Maka akan dialokasikan anggaran per bulan sebesar kurang lebih Rp15 triliun, atau per tahun kurang lebih Rp180 triliun."Jadi jaminan makanan (jaminan sosial bukan bantuan sosial) hanya membutuhkan anggaran Rp 180 triliun per tahun, bukan Rp 380 triliun," tegasnya.

"Begitu Partai Buruh masuk parlemen, maka haram hukumnya orang kelaparan di negeri yang kaya," lanjut Said Iqbal.

Selain jaminan makanan, Partai Buruh juga berjanji untuk mewujudkan jaminan sosial lainnya, yaitu jaminan pengangguran di seluruh Indonesia, termasuk karyawan BUMN dan karyawan swasta.

Bilamana tidak lagi bekerja atau ter-PHK dengan alasan apapun maka buruh berhak mendapatkan uang jaminan pengangguran sebesar 60 persen dari gaji terakhirnya selama beberapa tahun sampai dengan mendapatkan pekerjaan yang baru.

Sehingga buruh tidak akan kehilangan pendapatan saat ter-PHK. "Hal ini lazim di negara-negara industri di seluruh dunia, buruh mendapatkan jaminan pengangguran (unemployment insurance)," tegasnya.

Jaminan sosial lainnya yang akan dijalankan pada tahun ketiga setelah pemilu, yang akan diwujudkan oleh Partai Buruh, adalah jaminan perumahan di mana setiap PNS, prajurit TNI/Polri, buruh swasta, rakyat miskin, akan mendapatkan rumah saat mereka memasuki usia pensiun.

"Program jaminan sosial ini disebut jaminan perumahan yang dananya berasal dari subsidi APBN dan tabungan perumahan.
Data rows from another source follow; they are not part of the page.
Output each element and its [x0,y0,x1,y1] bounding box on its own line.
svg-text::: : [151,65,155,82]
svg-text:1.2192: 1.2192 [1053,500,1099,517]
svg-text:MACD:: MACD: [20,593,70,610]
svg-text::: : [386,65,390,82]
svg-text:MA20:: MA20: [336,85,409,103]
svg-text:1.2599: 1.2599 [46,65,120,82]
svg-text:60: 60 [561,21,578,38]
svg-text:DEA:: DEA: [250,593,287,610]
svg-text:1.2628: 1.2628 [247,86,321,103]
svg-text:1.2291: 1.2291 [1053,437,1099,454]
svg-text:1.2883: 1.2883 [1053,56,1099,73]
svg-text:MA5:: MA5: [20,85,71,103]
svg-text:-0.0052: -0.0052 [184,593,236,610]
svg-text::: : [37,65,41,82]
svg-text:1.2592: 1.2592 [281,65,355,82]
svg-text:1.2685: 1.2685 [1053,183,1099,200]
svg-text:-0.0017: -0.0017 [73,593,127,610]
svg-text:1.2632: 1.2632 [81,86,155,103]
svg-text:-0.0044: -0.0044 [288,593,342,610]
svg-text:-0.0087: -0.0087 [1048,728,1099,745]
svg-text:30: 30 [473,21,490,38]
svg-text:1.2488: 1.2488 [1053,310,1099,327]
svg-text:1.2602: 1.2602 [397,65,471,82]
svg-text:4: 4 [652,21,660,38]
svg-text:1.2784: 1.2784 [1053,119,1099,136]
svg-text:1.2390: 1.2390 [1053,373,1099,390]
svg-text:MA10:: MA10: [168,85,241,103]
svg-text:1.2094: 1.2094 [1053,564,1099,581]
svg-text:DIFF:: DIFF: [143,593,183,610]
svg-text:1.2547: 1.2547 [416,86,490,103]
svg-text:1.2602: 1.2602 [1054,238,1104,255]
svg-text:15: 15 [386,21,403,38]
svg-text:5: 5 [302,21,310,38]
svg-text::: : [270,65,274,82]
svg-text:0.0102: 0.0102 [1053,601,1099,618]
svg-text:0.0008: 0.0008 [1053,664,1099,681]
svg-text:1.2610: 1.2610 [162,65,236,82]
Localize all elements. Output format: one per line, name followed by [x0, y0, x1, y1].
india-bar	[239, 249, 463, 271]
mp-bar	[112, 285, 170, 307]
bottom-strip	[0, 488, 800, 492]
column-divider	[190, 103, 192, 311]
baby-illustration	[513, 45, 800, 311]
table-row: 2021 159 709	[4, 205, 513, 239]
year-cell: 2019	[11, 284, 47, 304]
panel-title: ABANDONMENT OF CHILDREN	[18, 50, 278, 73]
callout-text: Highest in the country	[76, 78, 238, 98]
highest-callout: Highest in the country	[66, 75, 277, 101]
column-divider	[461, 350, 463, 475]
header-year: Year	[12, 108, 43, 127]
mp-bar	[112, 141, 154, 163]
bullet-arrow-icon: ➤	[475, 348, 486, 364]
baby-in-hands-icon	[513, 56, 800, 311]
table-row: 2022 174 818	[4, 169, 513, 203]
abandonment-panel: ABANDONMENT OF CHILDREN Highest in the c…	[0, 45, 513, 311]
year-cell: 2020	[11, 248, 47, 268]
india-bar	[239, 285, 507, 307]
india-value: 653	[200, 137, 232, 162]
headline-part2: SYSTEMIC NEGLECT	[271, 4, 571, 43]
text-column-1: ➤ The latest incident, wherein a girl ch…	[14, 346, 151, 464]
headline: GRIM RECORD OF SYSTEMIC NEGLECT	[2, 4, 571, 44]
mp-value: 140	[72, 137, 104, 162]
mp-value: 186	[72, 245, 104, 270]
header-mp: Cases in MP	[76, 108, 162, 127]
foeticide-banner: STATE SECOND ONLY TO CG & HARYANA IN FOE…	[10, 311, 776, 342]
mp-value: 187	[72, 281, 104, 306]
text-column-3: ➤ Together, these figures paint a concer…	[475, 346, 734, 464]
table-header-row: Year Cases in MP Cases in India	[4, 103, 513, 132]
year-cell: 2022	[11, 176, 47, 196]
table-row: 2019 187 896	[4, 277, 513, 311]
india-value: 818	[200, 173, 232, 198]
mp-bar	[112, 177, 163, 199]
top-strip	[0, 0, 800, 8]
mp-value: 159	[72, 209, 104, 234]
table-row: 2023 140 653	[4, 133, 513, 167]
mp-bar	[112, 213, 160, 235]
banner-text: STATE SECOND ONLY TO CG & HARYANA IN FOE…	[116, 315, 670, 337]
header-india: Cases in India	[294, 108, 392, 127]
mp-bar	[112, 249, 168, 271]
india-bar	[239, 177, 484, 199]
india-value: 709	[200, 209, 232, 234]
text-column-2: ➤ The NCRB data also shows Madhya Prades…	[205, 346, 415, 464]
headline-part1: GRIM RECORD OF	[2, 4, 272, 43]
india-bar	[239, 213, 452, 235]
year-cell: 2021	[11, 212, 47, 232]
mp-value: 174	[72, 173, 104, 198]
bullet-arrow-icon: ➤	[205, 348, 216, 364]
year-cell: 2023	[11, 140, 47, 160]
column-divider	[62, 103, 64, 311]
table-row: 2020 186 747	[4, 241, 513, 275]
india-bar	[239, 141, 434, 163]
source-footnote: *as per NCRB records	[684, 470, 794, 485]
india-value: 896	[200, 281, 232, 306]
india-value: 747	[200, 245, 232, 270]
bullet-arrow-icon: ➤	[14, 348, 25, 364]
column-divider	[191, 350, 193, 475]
Selain itu, jaminan air bersih dan jaminan pendidikan juga menjadi prioritas," tegasnya.

Setelah melakukan kampanye di Bandung Barat, Partai Buruh akan melakukan ke roadshow ke Kupang, Fakfak Barat, Mimika, Tangerang Raya, Jepara, Pasuruan. Puncak kampanye nasional Partai Buruh akan dihadiri hampir seratus ribu buruh yang dipusatkan di Gelora Bung Karno (GBK) atau Istora Senayan, Jakarta.